Friday, September 28, 2007


Bearing in mind the information from the last Symbolic Saturday it should be of little surprise that coats of arms generally come in one three shapes based on armor. They might be circular or with a flat top and pointed bottom (see JPII's at the bottom of the post) mimicking a knight's shield, or a shape called a horse’s head, which resembles the armor that covers the head of a knight’s horse.

Over time a somewhat universal color scheme developed.

Red or gules shows eagerness to serve the fatherland.

Blue or azure denotes fidelity or steadfastness.

Black or sable symbolizes mourning.

Green or vert calls to mind freedom or beauty, joy and health, and/or hope.

Purple or purpure signifies majesty.

Brown or tenne is associated with nature.

And while orange is an official heraldic color, it is not associated with any particular meaning.

Along with colors there are what is also called metals, which are a distinct category.

Gold/yellow or or proclaims majesty, or understanding, or virtue or respect.

Silver/white or argent symbolizes cleanliness, wisdom, innocence, chastity, and joy.

The best heraldry should be easily recognized as quickly as possible under unfavorable conditions. To that end metal should never be placed on metal and color never set on top of color and be relatively simple. Wording, while it may appear as a motto with a shield, is never placed on heraldry. John Paul II was highly criticized for placing an “M” on his shield. A coat of arms acts as a person’s presence when he is not there, even in death, and it is considered somewhat redundant to publish a coat of arms that also has the person’s name with it. It's a bit like wearing a name tag with your picture on it.

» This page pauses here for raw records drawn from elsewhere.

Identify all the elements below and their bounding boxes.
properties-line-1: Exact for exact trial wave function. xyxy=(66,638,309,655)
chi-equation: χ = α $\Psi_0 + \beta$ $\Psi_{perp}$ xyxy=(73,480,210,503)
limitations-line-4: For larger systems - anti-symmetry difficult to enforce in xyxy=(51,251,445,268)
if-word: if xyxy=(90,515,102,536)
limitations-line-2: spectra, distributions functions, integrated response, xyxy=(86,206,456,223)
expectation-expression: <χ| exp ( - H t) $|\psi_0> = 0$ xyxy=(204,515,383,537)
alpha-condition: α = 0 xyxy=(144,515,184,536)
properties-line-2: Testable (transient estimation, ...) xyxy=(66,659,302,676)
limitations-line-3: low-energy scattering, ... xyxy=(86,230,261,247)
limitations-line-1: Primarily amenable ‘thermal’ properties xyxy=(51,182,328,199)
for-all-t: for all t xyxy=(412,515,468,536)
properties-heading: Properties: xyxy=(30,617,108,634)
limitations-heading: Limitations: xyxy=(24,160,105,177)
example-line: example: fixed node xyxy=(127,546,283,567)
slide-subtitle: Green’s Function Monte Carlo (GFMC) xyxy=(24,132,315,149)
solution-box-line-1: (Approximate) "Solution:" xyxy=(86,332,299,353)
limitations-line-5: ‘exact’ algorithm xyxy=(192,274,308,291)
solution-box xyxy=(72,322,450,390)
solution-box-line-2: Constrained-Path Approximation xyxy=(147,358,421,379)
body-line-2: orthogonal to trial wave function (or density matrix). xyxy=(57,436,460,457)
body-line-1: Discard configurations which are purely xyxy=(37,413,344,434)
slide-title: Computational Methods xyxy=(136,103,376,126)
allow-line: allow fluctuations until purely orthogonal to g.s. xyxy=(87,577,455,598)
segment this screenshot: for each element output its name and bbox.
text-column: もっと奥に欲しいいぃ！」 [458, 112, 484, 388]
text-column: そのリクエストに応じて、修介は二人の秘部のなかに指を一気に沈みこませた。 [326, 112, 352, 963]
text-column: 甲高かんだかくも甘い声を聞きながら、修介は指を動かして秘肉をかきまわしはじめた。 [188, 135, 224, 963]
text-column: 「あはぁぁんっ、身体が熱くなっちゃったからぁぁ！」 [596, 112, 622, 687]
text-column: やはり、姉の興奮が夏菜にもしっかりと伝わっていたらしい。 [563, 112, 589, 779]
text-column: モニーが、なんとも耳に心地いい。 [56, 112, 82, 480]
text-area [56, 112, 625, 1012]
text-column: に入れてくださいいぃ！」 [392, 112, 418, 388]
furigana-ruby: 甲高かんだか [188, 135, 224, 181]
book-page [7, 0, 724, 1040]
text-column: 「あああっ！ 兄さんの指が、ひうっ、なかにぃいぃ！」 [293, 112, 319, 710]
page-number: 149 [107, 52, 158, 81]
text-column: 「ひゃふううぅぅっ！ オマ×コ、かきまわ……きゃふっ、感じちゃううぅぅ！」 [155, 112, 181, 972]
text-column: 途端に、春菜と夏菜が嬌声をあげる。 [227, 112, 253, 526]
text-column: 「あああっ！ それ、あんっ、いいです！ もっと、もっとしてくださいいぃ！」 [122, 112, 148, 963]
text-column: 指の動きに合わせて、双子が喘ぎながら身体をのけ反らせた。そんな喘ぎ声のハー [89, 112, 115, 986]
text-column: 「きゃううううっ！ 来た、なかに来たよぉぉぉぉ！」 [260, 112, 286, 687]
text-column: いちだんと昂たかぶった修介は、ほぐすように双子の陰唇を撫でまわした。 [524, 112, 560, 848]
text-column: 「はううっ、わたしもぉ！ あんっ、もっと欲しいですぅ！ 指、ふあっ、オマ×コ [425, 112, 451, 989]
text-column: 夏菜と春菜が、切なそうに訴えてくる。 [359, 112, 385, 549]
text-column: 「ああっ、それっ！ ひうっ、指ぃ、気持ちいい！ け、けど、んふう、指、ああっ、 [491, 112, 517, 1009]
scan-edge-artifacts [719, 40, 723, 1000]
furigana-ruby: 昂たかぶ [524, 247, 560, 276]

Next week, the move to ecclesial heraldry.


1. Can you name the nine choirs of angels? The Supreme Hierarchy: 1. seraphim, 2. cherubim, 3. thrones; The Middle Choirs: 4.dominions, 5. virtues, 6. powers, and The Third Level, 7. principalities, 8. archangels, and lastly, 9. angles. Now that you read this a bet you knew it!

2. From which Choir is St. Michael? You might be saying, “Wait! St. Michael is from the second lowest class of angels? No, he is of the seraphic order. Archangel can have two meanings; one a class of angel and the other meaning top angles just as the word angel can mean messenger or be a class of angels.

3. From which choir do guardian angels come? Guardian angels can come from any of the choirs.

4. What does the name Lucifer mean? His name roughly means light or light bearer. He was purported to be the most beautiful of angels before he fell.
5. Do angles have free will? Yes. Well, unless like Rob you are answering the question about angles and not angels. But unlike us angels are free from all deception and illusion, therefore their decision for or against God was instantaneous and permanent. Though free to, they would not change their minds as it were. (So, Fr. Kyle, you get half credit.)


Father Kyle said...

I always tried to outsmart the test. Thanks for at least the partial credit!

Fr. V said...


uncle jim said...

so, what's your angle on angels?
i see a lot of obtuse angles floating around there

also, rob tells one heck of a story over at "a second chance".

Stephen said...

could you say that Lucifer fell BECAUSE he was the most beautiful? (the pride this caused)

Adoro te Devote said...

You know...I HATED Geometry. The artist in me was intrigued to a certain degree, and then they threw numbers at me.

So I geometrically proved there was a God, right there in 10th Grade.


Just ask my Guardian Angel. He's right here with me, standing with the Guardian Angle. That's the thing that overcame the teacher who gave me the passing grade.